The Department of Defense announced today that after several months of close consultations, the United States and the Republic of Korea have reached final agreement regarding the June 2004 U.S. proposal to redeploy 12,500 U.S. troops from Korea. Throughout these consultations, the United States has made clear that it remains committed to the defense of the Republic of Korea, to the security and stability of the region and to a strengthened Republic of Korea-U.S. Alliance. The future of the alliance is strong and will be adaptive to change and responsive to the needs of the Korean people.
During these consultations, the United States and South Korea fully considered the combined requirement to maintain a robust deterrent and defense capability while increasing combat capacity. Additionally, consultations considered the Korean publics perceptions regarding a potential security gap.
Specifically, the United States and the Republic of Korea agreed to the redeployment of 12,500 U.S. troops in three phases that will last until 2008. Inclusive in this redeployment is the 2nd Brigade Combat Team that was sent to Iraq in August.

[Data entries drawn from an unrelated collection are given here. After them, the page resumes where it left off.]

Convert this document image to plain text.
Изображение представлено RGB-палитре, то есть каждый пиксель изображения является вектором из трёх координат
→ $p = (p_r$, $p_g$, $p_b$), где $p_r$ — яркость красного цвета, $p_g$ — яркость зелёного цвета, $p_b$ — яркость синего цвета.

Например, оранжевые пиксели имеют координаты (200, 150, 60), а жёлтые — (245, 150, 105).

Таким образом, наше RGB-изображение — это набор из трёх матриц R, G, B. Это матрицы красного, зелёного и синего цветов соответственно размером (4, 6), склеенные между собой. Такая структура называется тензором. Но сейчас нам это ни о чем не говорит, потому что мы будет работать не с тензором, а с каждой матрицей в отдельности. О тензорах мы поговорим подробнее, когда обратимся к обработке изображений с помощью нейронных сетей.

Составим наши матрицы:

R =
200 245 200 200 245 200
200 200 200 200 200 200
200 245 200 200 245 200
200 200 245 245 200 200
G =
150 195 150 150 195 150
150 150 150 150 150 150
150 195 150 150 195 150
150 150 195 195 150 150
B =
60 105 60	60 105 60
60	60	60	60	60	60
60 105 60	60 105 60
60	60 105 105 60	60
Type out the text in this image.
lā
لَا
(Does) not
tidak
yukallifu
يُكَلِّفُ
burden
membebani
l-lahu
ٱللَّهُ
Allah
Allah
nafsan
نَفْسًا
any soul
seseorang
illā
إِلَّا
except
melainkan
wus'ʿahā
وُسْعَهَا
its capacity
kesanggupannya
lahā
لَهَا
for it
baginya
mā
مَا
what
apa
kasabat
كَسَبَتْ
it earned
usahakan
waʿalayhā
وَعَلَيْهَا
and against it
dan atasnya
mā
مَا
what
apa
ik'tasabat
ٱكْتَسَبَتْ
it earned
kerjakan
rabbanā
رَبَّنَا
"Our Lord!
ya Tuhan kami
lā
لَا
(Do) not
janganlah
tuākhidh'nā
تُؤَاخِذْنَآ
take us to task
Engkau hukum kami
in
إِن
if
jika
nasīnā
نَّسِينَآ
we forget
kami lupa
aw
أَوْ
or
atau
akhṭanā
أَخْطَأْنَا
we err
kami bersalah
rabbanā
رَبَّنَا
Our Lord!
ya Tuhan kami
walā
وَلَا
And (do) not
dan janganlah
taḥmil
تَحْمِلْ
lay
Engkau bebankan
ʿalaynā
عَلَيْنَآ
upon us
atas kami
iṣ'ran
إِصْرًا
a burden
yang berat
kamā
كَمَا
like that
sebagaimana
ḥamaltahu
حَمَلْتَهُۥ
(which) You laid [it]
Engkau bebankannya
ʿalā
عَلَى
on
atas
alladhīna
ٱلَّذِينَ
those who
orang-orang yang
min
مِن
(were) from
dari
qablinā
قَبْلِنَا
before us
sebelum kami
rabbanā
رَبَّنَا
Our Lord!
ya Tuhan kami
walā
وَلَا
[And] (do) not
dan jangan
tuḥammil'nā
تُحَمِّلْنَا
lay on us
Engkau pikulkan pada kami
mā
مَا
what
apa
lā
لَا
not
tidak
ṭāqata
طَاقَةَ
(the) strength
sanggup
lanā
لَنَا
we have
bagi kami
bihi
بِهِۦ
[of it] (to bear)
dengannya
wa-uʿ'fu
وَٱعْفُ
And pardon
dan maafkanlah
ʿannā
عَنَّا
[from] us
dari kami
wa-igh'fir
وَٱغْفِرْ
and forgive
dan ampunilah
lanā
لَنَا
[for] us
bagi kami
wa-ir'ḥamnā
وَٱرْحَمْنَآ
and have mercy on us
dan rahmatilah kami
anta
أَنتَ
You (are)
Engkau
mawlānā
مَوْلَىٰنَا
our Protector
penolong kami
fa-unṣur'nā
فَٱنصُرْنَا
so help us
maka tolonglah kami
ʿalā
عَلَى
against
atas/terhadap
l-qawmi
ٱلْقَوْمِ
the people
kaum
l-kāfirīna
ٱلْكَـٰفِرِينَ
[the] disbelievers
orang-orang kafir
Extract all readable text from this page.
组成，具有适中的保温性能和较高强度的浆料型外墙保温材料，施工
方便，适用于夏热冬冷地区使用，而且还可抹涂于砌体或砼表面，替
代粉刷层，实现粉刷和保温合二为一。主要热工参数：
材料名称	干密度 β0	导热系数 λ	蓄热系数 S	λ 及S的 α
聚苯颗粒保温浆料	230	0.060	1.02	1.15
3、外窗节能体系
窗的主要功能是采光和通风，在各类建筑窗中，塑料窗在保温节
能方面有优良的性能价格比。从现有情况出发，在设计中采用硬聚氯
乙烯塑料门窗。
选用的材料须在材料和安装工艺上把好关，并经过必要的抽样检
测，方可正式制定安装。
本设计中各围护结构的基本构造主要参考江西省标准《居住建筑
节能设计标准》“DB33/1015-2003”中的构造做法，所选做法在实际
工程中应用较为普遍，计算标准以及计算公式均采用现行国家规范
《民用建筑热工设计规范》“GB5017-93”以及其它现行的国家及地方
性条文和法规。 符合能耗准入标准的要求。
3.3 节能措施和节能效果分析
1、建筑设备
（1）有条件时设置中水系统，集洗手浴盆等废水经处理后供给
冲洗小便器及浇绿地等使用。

The first phase will be conducted in 2004 and include the 2nd Brigade Combat Team and associated units. The redeployment in 2004 will total about 5,000 troops.
This agreement also includes the transfer of certain missions from U.S. forces to Korean forces, such as South Korean forces taking over security at the joint security area in the demilitarized zone, and the transfer of responsibility for rear area chemical decontamination to a special South Korean unit.
During the second phase, 2005-2006, the United States will redeploy a total of 5,000 troops (3,000 in 2005, 2,000 in 2006), comprising combat units, combat support and combat service support units, units associated with mission transfer areas, and other support personnel.
In the third and final phase, 2007-2008, the United States will redeploy 2,500 troops consisting primarily of support units and personnel.
As part of the agreement, the United States will maintain a multiple launch rocket system battalion and associated counter-fire assets on the peninsula, and initiate a review of U.S. Forces Korea pre-positioned equipment and make adjustments as appropriate.
The United States will continue the $11 billion investment in enhancing U.S. capabilities on the peninsula and in the region to strengthen its mutual deterrent with South Korea. Additionally, the transformation of U.S. Army units in Korea will continue and will lead to a significant overall increase in combat capability.